Le principe d’inachèvement
Dans ce type de recherche, on ne peut a priori identifier le chemin à parcourir, puisque ce dernier sera construit progressivement dans l’interaction des diverses parties prenantes. Il s’agit, dans la foulée de l’Action Science, « de développer […] un chemin pour passer de l’existant à l’alternative proposée » (Argyris, Putnam et McLain Smith, 1990, p. 229).
Le principe de scientificité
La scientificité suppose une attitude critique du chercheur par rapport aux faits analysés. Selon le premier principe, celui de rationalité accrue, le chercheur n’est pas plus « expert » que le praticien, mais il a accès à d’autres informations et connaissances sur lesquelles il doit s’appuyer en permanence pour interroger non pas la validité, mais bien les conditions de validation des savoirs opérationnels et théoriques issus de la recherche.
Le principe d’isonomie
Selon ce principe, le processus de coconstruction de connaissances au coeur du projet de recherche-intervention doit mobiliser l’ensemble des acteurs concernés, sans préjuger de leur importance (idéal démocratique).
Enfin, le principe des deux niveaux d’interaction
Ce principe tient au fait que la recherche-intervention s’appuie toujours à la fois sur un dispositif d’intervention et sur une démarche de connaissance. Le premier se construit dans l’interaction chercheur et terrain de la recherche en elle-même, alors que la seconde émerge de la confrontation des savoirs des acteurs, parties prenantes au processus de recherche.
Ainsi, « l’intervention n’est pas seulement l’exploration d’un système mais la production de savoirs et de concepts qui permettent de penser les trajectoires dans lesquelles un collectif pourrait s’engager » (Hatchuel, 1994, p. 70).

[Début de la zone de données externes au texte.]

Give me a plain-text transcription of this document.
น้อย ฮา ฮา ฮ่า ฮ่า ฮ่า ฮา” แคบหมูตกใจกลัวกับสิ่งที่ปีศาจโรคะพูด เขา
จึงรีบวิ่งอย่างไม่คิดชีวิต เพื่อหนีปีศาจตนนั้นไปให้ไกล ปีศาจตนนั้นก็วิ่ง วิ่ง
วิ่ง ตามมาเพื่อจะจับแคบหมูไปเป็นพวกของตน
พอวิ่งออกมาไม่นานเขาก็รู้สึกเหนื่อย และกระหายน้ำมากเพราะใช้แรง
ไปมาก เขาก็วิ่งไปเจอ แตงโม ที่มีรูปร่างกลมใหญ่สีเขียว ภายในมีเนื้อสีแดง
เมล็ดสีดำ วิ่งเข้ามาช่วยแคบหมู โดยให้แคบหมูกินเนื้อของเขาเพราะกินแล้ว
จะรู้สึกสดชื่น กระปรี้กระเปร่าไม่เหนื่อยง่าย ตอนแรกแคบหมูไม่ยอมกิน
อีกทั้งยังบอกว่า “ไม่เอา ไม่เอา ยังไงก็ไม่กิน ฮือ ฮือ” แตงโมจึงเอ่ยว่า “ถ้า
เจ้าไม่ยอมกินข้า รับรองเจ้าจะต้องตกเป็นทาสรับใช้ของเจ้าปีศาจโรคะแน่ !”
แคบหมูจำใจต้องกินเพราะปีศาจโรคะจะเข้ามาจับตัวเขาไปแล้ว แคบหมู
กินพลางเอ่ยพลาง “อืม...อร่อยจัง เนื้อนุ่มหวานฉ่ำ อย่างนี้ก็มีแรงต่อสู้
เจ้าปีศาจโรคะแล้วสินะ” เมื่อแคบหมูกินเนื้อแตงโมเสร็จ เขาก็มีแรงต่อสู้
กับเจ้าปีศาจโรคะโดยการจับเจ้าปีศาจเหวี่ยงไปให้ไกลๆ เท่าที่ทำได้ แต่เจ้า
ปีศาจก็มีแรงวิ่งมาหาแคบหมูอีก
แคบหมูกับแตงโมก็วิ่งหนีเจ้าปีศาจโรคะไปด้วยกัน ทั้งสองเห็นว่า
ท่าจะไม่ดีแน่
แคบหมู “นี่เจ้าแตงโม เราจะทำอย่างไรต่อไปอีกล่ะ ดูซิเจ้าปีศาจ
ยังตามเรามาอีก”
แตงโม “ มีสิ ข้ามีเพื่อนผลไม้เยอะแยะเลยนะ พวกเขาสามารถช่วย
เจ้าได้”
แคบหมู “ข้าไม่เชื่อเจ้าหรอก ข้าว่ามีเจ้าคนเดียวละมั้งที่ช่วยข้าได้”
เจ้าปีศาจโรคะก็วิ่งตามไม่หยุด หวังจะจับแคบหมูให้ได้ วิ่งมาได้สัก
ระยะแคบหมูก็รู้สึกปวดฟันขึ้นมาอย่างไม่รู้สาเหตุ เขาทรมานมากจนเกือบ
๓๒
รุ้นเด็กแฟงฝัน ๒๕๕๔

Dans le cas spécifique de la recherche-intervention relatée ici, nous sommes partis du principe que la nature duale des outils de gestion, entendus comme la « formalisation des activités organisées » (Moisdon, 1997), implique que leur conception intègre aussi bien leur dimension instrumentale que leur dimension sociale. Nos objectifs tiennent en effet tant à la définition/conception d’outils de gestion à même de répondre aux préoccupations des réseaux qu’à la production de savoirs théoriques relatifs aux processus de définition des outils de gestion, « by getting our hands dirty » (Eisenhardt et Graebner, 2007).
Notre démarche est de nature idiographique; la connaissance produite est contextuelle et relative (Thiétart, 1999). Appréhendant la définition d’un projet de recherche-intervention dans une perspective structurationniste (Giddens), nous accordons une importance primordiale à l’action et à la définition politique de la situation à la fois construite par les acteurs et contraignant leurs actions. La base de notre démarche est empirique et la connaissance produite procède de l’observation et de l’étude des documents disponibles, mais aussi et de manière complémentaire d’entretiens de type compréhensif (Kaufmann, 1996) avec les acteurs clés du terrain. En ce qui concerne la collecte et le traitement des données, la méthode des études de cas a été utilisée (Yin, 1994). Comme nous le précisons ci-dessous, pour cette démarche interprétative nous avons mobilisé la théorie de la traduction.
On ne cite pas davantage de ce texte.